Tuesday, June 03, 2008

Letter To People Who See Me and My Brother On the Street




Dear Strange Gentleman,

No, my brother and I are not twins. Thanks for asking. What, you want to mention that we look alike? Gee thanks. Wait, you want to continue talking about this? OK, sure, whatever you want. I certainly have nowhere better to go.
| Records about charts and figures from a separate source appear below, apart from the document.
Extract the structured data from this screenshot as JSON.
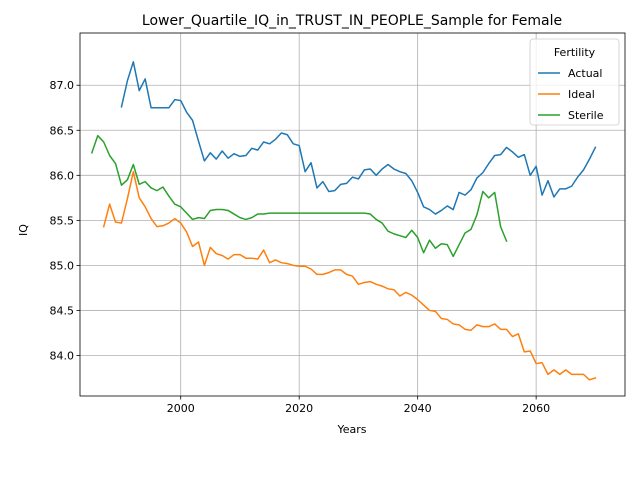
{
  "chart_data": {
    "type": "line",
    "title": "Lower_Quartile_IQ_in_TRUST_IN_PEOPLE_Sample for Female",
    "xlabel": "Years",
    "ylabel": "IQ",
    "xlim": [
      1983,
      2075
    ],
    "ylim": [
      83.55,
      87.58
    ],
    "xticks": [
      2000,
      2020,
      2040,
      2060
    ],
    "yticks": [
      84.0,
      84.5,
      85.0,
      85.5,
      86.0,
      86.5,
      87.0
    ],
    "ytick_labels": [
      "84.0",
      "84.5",
      "85.0",
      "85.5",
      "86.0",
      "86.5",
      "87.0"
    ],
    "grid": true,
    "legend": {
      "title": "Fertility",
      "placement": "upper right"
    },
    "series": [
      {
        "name": "Actual",
        "color": "#1f77b4",
        "x": [
          1990,
          1991,
          1992,
          1993,
          1994,
          1995,
          1996,
          1997,
          1998,
          1999,
          2000,
          2001,
          2002,
          2003,
          2004,
          2005,
          2006,
          2007,
          2008,
          2009,
          2010,
          2011,
          2012,
          2013,
          2014,
          2015,
          2016,
          2017,
          2018,
          2019,
          2020,
          2021,
          2022,
          2023,
          2024,
          2025,
          2026,
          2027,
          2028,
          2029,
          2030,
          2031,
          2032,
          2033,
          2034,
          2035,
          2036,
          2037,
          2038,
          2039,
          2040,
          2041,
          2042,
          2043,
          2044,
          2045,
          2046,
          2047,
          2048,
          2049,
          2050,
          2051,
          2052,
          2053,
          2054,
          2055,
          2056,
          2057,
          2058,
          2059,
          2060,
          2061,
          2062,
          2063,
          2064,
          2065,
          2066,
          2067,
          2068,
          2069,
          2070
        ],
        "values": [
          86.76,
          87.05,
          87.26,
          86.94,
          87.07,
          86.75,
          86.75,
          86.75,
          86.75,
          86.84,
          86.83,
          86.7,
          86.61,
          86.38,
          86.16,
          86.25,
          86.18,
          86.27,
          86.19,
          86.24,
          86.21,
          86.22,
          86.3,
          86.28,
          86.37,
          86.35,
          86.4,
          86.47,
          86.45,
          86.35,
          86.33,
          86.04,
          86.14,
          85.86,
          85.93,
          85.82,
          85.83,
          85.9,
          85.91,
          85.98,
          85.96,
          86.06,
          86.07,
          86.0,
          86.07,
          86.12,
          86.07,
          86.04,
          86.02,
          85.94,
          85.81,
          85.65,
          85.62,
          85.57,
          85.61,
          85.66,
          85.62,
          85.81,
          85.78,
          85.84,
          85.97,
          86.03,
          86.13,
          86.22,
          86.23,
          86.31,
          86.26,
          86.2,
          86.23,
          86.0,
          86.1,
          85.78,
          85.94,
          85.76,
          85.85,
          85.85,
          85.88,
          85.98,
          86.06,
          86.18,
          86.31
        ]
      },
      {
        "name": "Ideal",
        "color": "#ff7f0e",
        "x": [
          1987,
          1988,
          1989,
          1990,
          1991,
          1992,
          1993,
          1994,
          1995,
          1996,
          1997,
          1998,
          1999,
          2000,
          2001,
          2002,
          2003,
          2004,
          2005,
          2006,
          2007,
          2008,
          2009,
          2010,
          2011,
          2012,
          2013,
          2014,
          2015,
          2016,
          2017,
          2018,
          2019,
          2020,
          2021,
          2022,
          2023,
          2024,
          2025,
          2026,
          2027,
          2028,
          2029,
          2030,
          2031,
          2032,
          2033,
          2034,
          2035,
          2036,
          2037,
          2038,
          2039,
          2040,
          2041,
          2042,
          2043,
          2044,
          2045,
          2046,
          2047,
          2048,
          2049,
          2050,
          2051,
          2052,
          2053,
          2054,
          2055,
          2056,
          2057,
          2058,
          2059,
          2060,
          2061,
          2062,
          2063,
          2064,
          2065,
          2066,
          2067,
          2068,
          2069,
          2070
        ],
        "values": [
          85.43,
          85.68,
          85.48,
          85.47,
          85.74,
          86.04,
          85.75,
          85.65,
          85.52,
          85.43,
          85.44,
          85.47,
          85.52,
          85.47,
          85.37,
          85.21,
          85.26,
          85.0,
          85.2,
          85.13,
          85.11,
          85.07,
          85.12,
          85.12,
          85.08,
          85.08,
          85.07,
          85.17,
          85.03,
          85.06,
          85.03,
          85.02,
          85.0,
          84.99,
          84.99,
          84.96,
          84.9,
          84.9,
          84.92,
          84.95,
          84.95,
          84.9,
          84.88,
          84.79,
          84.81,
          84.82,
          84.79,
          84.77,
          84.74,
          84.73,
          84.66,
          84.7,
          84.67,
          84.62,
          84.56,
          84.5,
          84.49,
          84.41,
          84.4,
          84.35,
          84.34,
          84.29,
          84.28,
          84.34,
          84.32,
          84.32,
          84.35,
          84.29,
          84.29,
          84.21,
          84.24,
          84.04,
          84.05,
          83.91,
          83.92,
          83.79,
          83.84,
          83.79,
          83.84,
          83.79,
          83.79,
          83.79,
          83.73,
          83.75
        ]
      },
      {
        "name": "Sterile",
        "color": "#2ca02c",
        "x": [
          1985,
          1986,
          1987,
          1988,
          1989,
          1990,
          1991,
          1992,
          1993,
          1994,
          1995,
          1996,
          1997,
          1998,
          1999,
          2000,
          2001,
          2002,
          2003,
          2004,
          2005,
          2006,
          2007,
          2008,
          2009,
          2010,
          2011,
          2012,
          2013,
          2014,
          2015,
          2016,
          2017,
          2018,
          2019,
          2020,
          2021,
          2022,
          2023,
          2024,
          2025,
          2026,
          2027,
          2028,
          2029,
          2030,
          2031,
          2032,
          2033,
          2034,
          2035,
          2036,
          2037,
          2038,
          2039,
          2040,
          2041,
          2042,
          2043,
          2044,
          2045,
          2046,
          2047,
          2048,
          2049,
          2050,
          2051,
          2052,
          2053,
          2054,
          2055
        ],
        "values": [
          86.25,
          86.44,
          86.37,
          86.22,
          86.13,
          85.89,
          85.95,
          86.12,
          85.9,
          85.93,
          85.86,
          85.83,
          85.87,
          85.77,
          85.68,
          85.65,
          85.58,
          85.51,
          85.53,
          85.52,
          85.61,
          85.62,
          85.62,
          85.61,
          85.57,
          85.53,
          85.51,
          85.53,
          85.57,
          85.57,
          85.58,
          85.58,
          85.58,
          85.58,
          85.58,
          85.58,
          85.58,
          85.58,
          85.58,
          85.58,
          85.58,
          85.58,
          85.58,
          85.58,
          85.58,
          85.58,
          85.58,
          85.57,
          85.51,
          85.47,
          85.38,
          85.35,
          85.33,
          85.31,
          85.39,
          85.31,
          85.14,
          85.28,
          85.19,
          85.24,
          85.23,
          85.1,
          85.23,
          85.36,
          85.4,
          85.56,
          85.82,
          85.75,
          85.81,
          85.43,
          85.27
        ]
      }
    ]
  }
}
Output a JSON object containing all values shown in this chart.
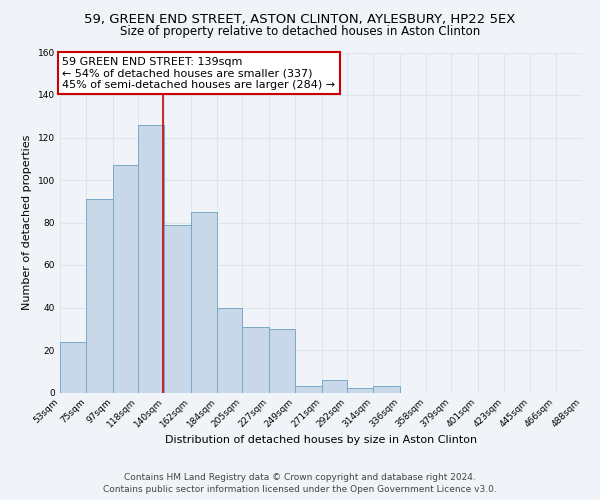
{
  "title": "59, GREEN END STREET, ASTON CLINTON, AYLESBURY, HP22 5EX",
  "subtitle": "Size of property relative to detached houses in Aston Clinton",
  "xlabel": "Distribution of detached houses by size in Aston Clinton",
  "ylabel": "Number of detached properties",
  "bin_edges": [
    53,
    75,
    97,
    118,
    140,
    162,
    184,
    205,
    227,
    249,
    271,
    292,
    314,
    336,
    358,
    379,
    401,
    423,
    445,
    466,
    488
  ],
  "bar_heights": [
    24,
    91,
    107,
    126,
    79,
    85,
    40,
    31,
    30,
    3,
    6,
    2,
    3,
    0,
    0,
    0,
    0,
    0,
    0,
    0
  ],
  "bar_color": "#c8d8e8",
  "bar_edgecolor": "#7aa8c8",
  "bar_linewidth": 0.7,
  "vline_x": 139,
  "vline_color": "#cc0000",
  "vline_linewidth": 1.2,
  "annotation_title": "59 GREEN END STREET: 139sqm",
  "annotation_line1": "← 54% of detached houses are smaller (337)",
  "annotation_line2": "45% of semi-detached houses are larger (284) →",
  "annotation_box_edgecolor": "#cc0000",
  "annotation_box_facecolor": "#ffffff",
  "ylim": [
    0,
    160
  ],
  "yticks": [
    0,
    20,
    40,
    60,
    80,
    100,
    120,
    140,
    160
  ],
  "tick_labels": [
    "53sqm",
    "75sqm",
    "97sqm",
    "118sqm",
    "140sqm",
    "162sqm",
    "184sqm",
    "205sqm",
    "227sqm",
    "249sqm",
    "271sqm",
    "292sqm",
    "314sqm",
    "336sqm",
    "358sqm",
    "379sqm",
    "401sqm",
    "423sqm",
    "445sqm",
    "466sqm",
    "488sqm"
  ],
  "footnote1": "Contains HM Land Registry data © Crown copyright and database right 2024.",
  "footnote2": "Contains public sector information licensed under the Open Government Licence v3.0.",
  "background_color": "#f0f4f8",
  "grid_color": "#dde6ef",
  "title_fontsize": 9.5,
  "subtitle_fontsize": 8.5,
  "axis_label_fontsize": 8,
  "tick_fontsize": 6.5,
  "annotation_fontsize": 8,
  "footnote_fontsize": 6.5
}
A-ha-ha. Yes. Uh huh. You definitely needed to stop and talk to us about this outside the San Fransisco Museum of Art. What? You aren't going in? You're just passing by? Where might you be going? A mental hospital? A desolate island where they put people who walk up to strangers and say "hey, are you guys twins?". Oh, you're going home. Well, that's too bad. I hope you die a painful death by rectal plunger insertion.

You're very welcome.

Love,

Matt.


Dear Middle-Aged Businessman,

Yes, in fact we do look alike; at least this is what we've heard. Sure, it's OK that you've stopped us in the middle of a crosswalk. No problem that the light is flashing "don't walk"...that's only a suggestion.

It IS hysterical how much we look alike. In fact, if you hadn't had pointed it out, then laughed for a good 5 seconds, I probably wouldn't have seen the hilarity of the situation. Now that you've mentioned it...pure comedy.

You could have SWORN we're twins? Well, that's fabulous! You have a terrific day too. Please die soon!

Sexily Yours,

Matt.

1 comment:

TID Staff said...

where are you meeting all these horny middle aged businessmen? i'm just asking for a friend, of course.